Parece-me que o desafio que o Papa lança seja uma novidade grandiosa e real para nós. Também em relação a estas passagens dos seus discursos que me marcaram particularmente:
O melhor dos vinhos está por vir
E toda esta história começou porque “não tinham vinho”, e tudo se pôde fazer porque uma mulher – a Virgem Maria – esteve atenta, soube pôr nas mãos de Deus as suas preocupações e agiu com sensatez e coragem. Mas há um detalhe, não é menos significativo o dado final: saborearam o melhor dos vinhos. E esta é a boa nova: o melhor dos vinhos ainda não foi bebido, o mais gracioso, o mais profundo e o mais belo para a família ainda não chegou. [...] E o melhor dos vinhos ainda não veio, mesmo que todas as variáveis e estatísticas digam o contrário; o melhor vinho ainda não chegou para aqueles que hoje veem desmoronar-se tudo. Murmurai isto até acreditá-lo: o melhor vinho ainda não veio. Murmurai-o cada um no seu coração: o melhor vinho ainda não veio. E sussurrai-o aos desesperados ou aos que desistiram do amor: tende paciência, tende esperança, fazei como Maria, rezai, atuai, abri o coração, porque o melhor dos vinhos vai chegar. [...] Jesus sente-se inclinado a desperdiçar o melhor dos vinhos com aqueles que, por uma razão ou outra, sentem que já se lhes romperam todas as talhas (Homilia da missa pelas famílias, Parque dos Samanes, Guayaquil, Equador, Segunda-feira, 6 de julho de 2015).

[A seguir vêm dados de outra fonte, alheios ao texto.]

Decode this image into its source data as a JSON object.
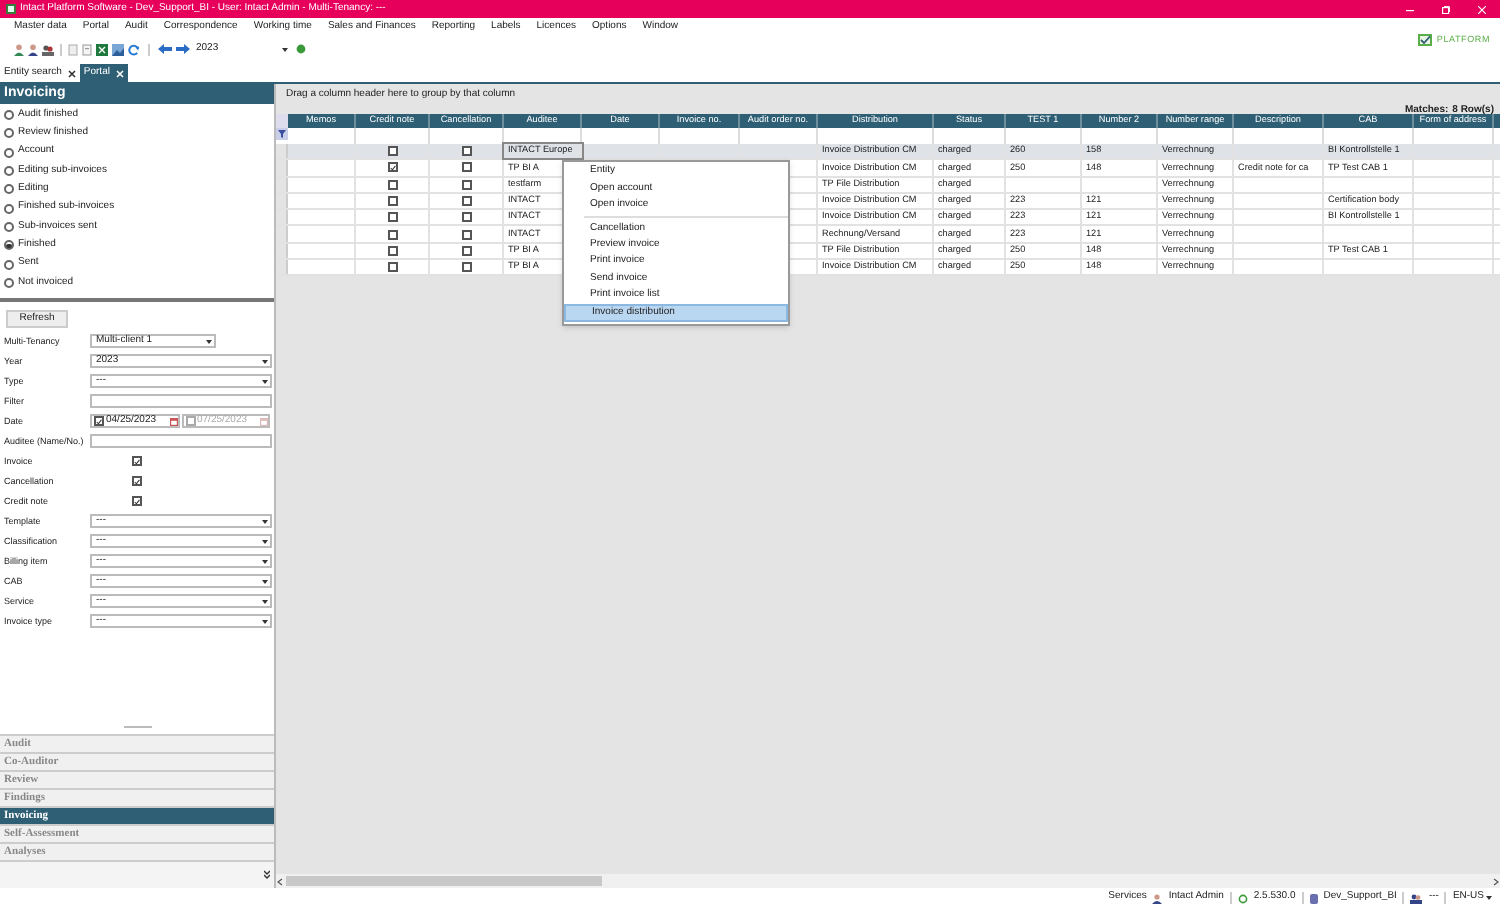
{
  "window": {
    "title": "Intact Platform Software - Dev_Support_BI - User: Intact Admin - Multi-Tenancy: ---"
  },
  "menu_bar": [
    "Master data",
    "Portal",
    "Audit",
    "Correspondence",
    "Working time",
    "Sales and Finances",
    "Reporting",
    "Labels",
    "Licences",
    "Options",
    "Window"
  ],
  "toolbar": {
    "year": "2023"
  },
  "logo": {
    "text": "PLATFORM"
  },
  "tabs": [
    {
      "label": "Entity search",
      "selected": false
    },
    {
      "label": "Portal",
      "selected": true
    }
  ],
  "left_panel": {
    "title": "Invoicing",
    "statuses": [
      {
        "label": "Audit finished",
        "selected": false
      },
      {
        "label": "Review finished",
        "selected": false
      },
      {
        "label": "Account",
        "selected": false
      },
      {
        "label": "Editing sub-invoices",
        "selected": false
      },
      {
        "label": "Editing",
        "selected": false
      },
      {
        "label": "Finished sub-invoices",
        "selected": false
      },
      {
        "label": "Sub-invoices sent",
        "selected": false
      },
      {
        "label": "Finished",
        "selected": true
      },
      {
        "label": "Sent",
        "selected": false
      },
      {
        "label": "Not invoiced",
        "selected": false
      }
    ],
    "refresh_button": "Refresh",
    "filters": [
      {
        "kind": "select",
        "label": "Multi-Tenancy",
        "value": "Multi-client 1"
      },
      {
        "kind": "select",
        "label": "Year",
        "value": "2023"
      },
      {
        "kind": "select",
        "label": "Type",
        "value": "---"
      },
      {
        "kind": "text",
        "label": "Filter"
      },
      {
        "kind": "date",
        "label": "Date",
        "from": {
          "checked": true,
          "value": "04/25/2023"
        },
        "to": {
          "checked": false,
          "value": "07/25/2023"
        }
      },
      {
        "kind": "text",
        "label": "Auditee (Name/No.)"
      },
      {
        "kind": "checkbox",
        "label": "Invoice",
        "checked": true
      },
      {
        "kind": "checkbox",
        "label": "Cancellation",
        "checked": true
      },
      {
        "kind": "checkbox",
        "label": "Credit note",
        "checked": true
      },
      {
        "kind": "select",
        "label": "Template",
        "value": "---"
      },
      {
        "kind": "select",
        "label": "Classification",
        "value": "---"
      },
      {
        "kind": "select",
        "label": "Billing item",
        "value": "---"
      },
      {
        "kind": "select",
        "label": "CAB",
        "value": "---"
      },
      {
        "kind": "select",
        "label": "Service",
        "value": "---"
      },
      {
        "kind": "select",
        "label": "Invoice type",
        "value": "---"
      }
    ],
    "sections": [
      {
        "label": "Audit",
        "selected": false
      },
      {
        "label": "Co-Auditor",
        "selected": false
      },
      {
        "label": "Review",
        "selected": false
      },
      {
        "label": "Findings",
        "selected": false
      },
      {
        "label": "Invoicing",
        "selected": true
      },
      {
        "label": "Self-Assessment",
        "selected": false
      },
      {
        "label": "Analyses",
        "selected": false
      }
    ]
  },
  "grid": {
    "group_hint": "Drag a column header here to group by that column",
    "matches_label": "Matches:",
    "matches": "8 Row(s)",
    "columns": [
      "Memos",
      "Credit note",
      "Cancellation",
      "Auditee",
      "Date",
      "Invoice no.",
      "Audit order no.",
      "Distribution",
      "Status",
      "TEST 1",
      "Number 2",
      "Number range",
      "Description",
      "CAB",
      "Form of address"
    ],
    "rows": [
      {
        "selected": true,
        "credit_note": false,
        "cancellation": false,
        "auditee": "INTACT Europe",
        "distribution": "Invoice Distribution CM",
        "status": "charged",
        "test_1": "260",
        "number_2": "158",
        "number_range": "Verrechnung",
        "cab": "BI Kontrollstelle 1"
      },
      {
        "selected": false,
        "credit_note": true,
        "cancellation": false,
        "auditee": "TP BI A",
        "distribution": "Invoice Distribution CM",
        "status": "charged",
        "test_1": "250",
        "number_2": "148",
        "number_range": "Verrechnung",
        "description": "Credit note for ca",
        "cab": "TP Test CAB 1"
      },
      {
        "selected": false,
        "credit_note": false,
        "cancellation": false,
        "auditee": "testfarm",
        "distribution": "TP File Distribution",
        "status": "charged",
        "number_range": "Verrechnung"
      },
      {
        "selected": false,
        "credit_note": false,
        "cancellation": false,
        "auditee": "INTACT",
        "distribution": "Invoice Distribution CM",
        "status": "charged",
        "test_1": "223",
        "number_2": "121",
        "number_range": "Verrechnung",
        "cab": "Certification body"
      },
      {
        "selected": false,
        "credit_note": false,
        "cancellation": false,
        "auditee": "INTACT",
        "distribution": "Invoice Distribution CM",
        "status": "charged",
        "test_1": "223",
        "number_2": "121",
        "number_range": "Verrechnung",
        "cab": "BI Kontrollstelle 1"
      },
      {
        "selected": false,
        "credit_note": false,
        "cancellation": false,
        "auditee": "INTACT",
        "distribution": "Rechnung/Versand",
        "status": "charged",
        "test_1": "223",
        "number_2": "121",
        "number_range": "Verrechnung"
      },
      {
        "selected": false,
        "credit_note": false,
        "cancellation": false,
        "auditee": "TP BI A",
        "distribution": "TP File Distribution",
        "status": "charged",
        "test_1": "250",
        "number_2": "148",
        "number_range": "Verrechnung",
        "cab": "TP Test CAB 1"
      },
      {
        "selected": false,
        "credit_note": false,
        "cancellation": false,
        "auditee": "TP BI A",
        "distribution": "Invoice Distribution CM",
        "status": "charged",
        "test_1": "250",
        "number_2": "148",
        "number_range": "Verrechnung"
      }
    ]
  },
  "context_menu": {
    "groups": [
      [
        {
          "label": "Entity",
          "selected": false
        },
        {
          "label": "Open account",
          "selected": false
        },
        {
          "label": "Open invoice",
          "selected": false
        }
      ],
      [
        {
          "label": "Cancellation",
          "selected": false
        },
        {
          "label": "Preview invoice",
          "selected": false
        },
        {
          "label": "Print invoice",
          "selected": false
        },
        {
          "label": "Send invoice",
          "selected": false
        },
        {
          "label": "Print invoice list",
          "selected": false
        },
        {
          "label": "Invoice distribution",
          "selected": true
        }
      ]
    ]
  },
  "status_bar": {
    "services": "Services",
    "user": "Intact Admin",
    "version": "2.5.530.0",
    "database": "Dev_Support_BI",
    "tenancy": "---",
    "language": "EN-US"
  }
}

Como se faz para dizer, neste contexto em que estamos vivendo, que o vinho melhor é o que ainda está por vir? E que a realidade mais amável é a que deve chegar? Não é que, se eu murmurar muitas vezes, acreditarei nisso magicamente; aqui se trata de fé, trata-se de crer em alguém que o diz de modo tão certo, que começa a fazer-me aceitar a possibilidade de que seja real aquilo que diz. Abrir o coração para crer em Alguém que tudo pode, como disse na visita ao Centro de Reabilitação na Bolívia: Porque uma pessoa, quando Jesus entra na sua vida, não fica detida no seu passado, mas começa a olhar o presente de outra forma, com outra esperança. A pessoa começa a ver com outros olhos a si mesma, a sua própria realidade. Não fica enclausurado no que aconteceu, mas é capaz de chorar e encontrar nisso a força para voltar a começar. E, se em determinados momentos nos sentimos tristes, estamos mal, abatidos, convido-vos a fixar o rosto de Jesus crucificado. No seu olhar, todos podemos encontrar espaço (Sexta-feira, 10 de julho de 2015).

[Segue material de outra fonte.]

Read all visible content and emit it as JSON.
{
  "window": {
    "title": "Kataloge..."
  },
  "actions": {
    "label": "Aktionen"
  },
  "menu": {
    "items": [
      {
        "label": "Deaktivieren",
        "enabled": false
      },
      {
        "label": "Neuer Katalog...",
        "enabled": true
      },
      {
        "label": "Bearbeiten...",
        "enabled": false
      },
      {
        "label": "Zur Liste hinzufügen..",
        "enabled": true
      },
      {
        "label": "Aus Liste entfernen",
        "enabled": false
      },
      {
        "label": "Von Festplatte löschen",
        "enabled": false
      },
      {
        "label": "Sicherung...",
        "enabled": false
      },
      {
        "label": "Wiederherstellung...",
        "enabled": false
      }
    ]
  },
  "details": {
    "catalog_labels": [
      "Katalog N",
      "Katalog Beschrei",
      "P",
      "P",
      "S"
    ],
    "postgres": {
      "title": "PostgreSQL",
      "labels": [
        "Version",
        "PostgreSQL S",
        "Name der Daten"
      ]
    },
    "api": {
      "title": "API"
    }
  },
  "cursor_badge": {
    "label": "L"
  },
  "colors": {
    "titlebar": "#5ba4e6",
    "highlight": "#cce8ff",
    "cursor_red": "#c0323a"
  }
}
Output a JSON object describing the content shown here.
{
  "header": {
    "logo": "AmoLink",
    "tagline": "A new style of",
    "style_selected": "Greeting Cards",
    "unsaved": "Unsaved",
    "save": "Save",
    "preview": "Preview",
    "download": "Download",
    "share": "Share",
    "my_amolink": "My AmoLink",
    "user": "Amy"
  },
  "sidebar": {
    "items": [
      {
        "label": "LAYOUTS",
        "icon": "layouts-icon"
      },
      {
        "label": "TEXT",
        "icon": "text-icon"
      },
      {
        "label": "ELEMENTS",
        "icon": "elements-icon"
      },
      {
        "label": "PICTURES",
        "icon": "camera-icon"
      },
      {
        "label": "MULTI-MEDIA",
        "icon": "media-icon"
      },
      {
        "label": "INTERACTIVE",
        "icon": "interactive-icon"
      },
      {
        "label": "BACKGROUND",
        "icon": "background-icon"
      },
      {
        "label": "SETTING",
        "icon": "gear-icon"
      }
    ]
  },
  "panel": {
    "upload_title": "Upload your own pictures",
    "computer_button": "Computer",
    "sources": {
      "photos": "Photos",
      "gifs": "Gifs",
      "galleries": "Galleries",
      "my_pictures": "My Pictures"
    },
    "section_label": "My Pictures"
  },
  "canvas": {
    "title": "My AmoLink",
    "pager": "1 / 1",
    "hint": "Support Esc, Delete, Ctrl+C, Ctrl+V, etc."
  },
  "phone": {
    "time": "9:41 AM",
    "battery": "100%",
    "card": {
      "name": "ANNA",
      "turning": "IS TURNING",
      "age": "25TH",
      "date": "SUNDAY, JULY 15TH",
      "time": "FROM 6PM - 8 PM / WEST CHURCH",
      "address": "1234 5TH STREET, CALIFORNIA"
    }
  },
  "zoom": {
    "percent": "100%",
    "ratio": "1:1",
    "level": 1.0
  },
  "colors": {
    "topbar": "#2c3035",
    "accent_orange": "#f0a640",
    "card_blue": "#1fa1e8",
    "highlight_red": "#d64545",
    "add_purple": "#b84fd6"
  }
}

Não te esqueças de que foste “pescado”
Não caiais no “alzheimer espiritual”; não percais a memória, especialmente a memória de onde eu fui tirado. Pensemos na cena de quando o profeta Samuel foi enviado para ungir o rei de Israel: vai a Belém, até à casa de um senhor chamado Jessé, que tem 7 ou 8 filhos – não sei bem –, e Deus lhe diz que entre esses filhos estará o rei. E, claro, ele os vê e diz: “Deve ser este”, porque o mais velho era alto, grande, bonito, bem presentado, parecia valente... E Deus lhe diz: “Não, não é esse”. O olhar de Deus é diferente daquele dos homens. E assim fez passar todos os filhos de Jessé e Deus lhe diz: “Não, não é”. E o profeta se encontra sem saber o que fazer; e em seguida pergunta a Jessé: “Então, não tens outro filho?”. E ele responde: ‘Sim, há o menor que está a cuidar das cabras e das ovelhas’. “Mande-o chamar”, e eis que vem o rapazinho, que devia ter entre 17 e 18 anos – não sei bem – e Deus lhe diz: “É este”. Tiraram-no do cuidado do rebanho. [...] Não vos esqueçais de onde fostes tirados. Não renegueis as raízes. (Encontro com o clero, os religiosos, as religiosas e os seminaristas, Santuário Nacional Mariano “El Quinche”, Equador, Quarta-feira, 8 de julho de 2015).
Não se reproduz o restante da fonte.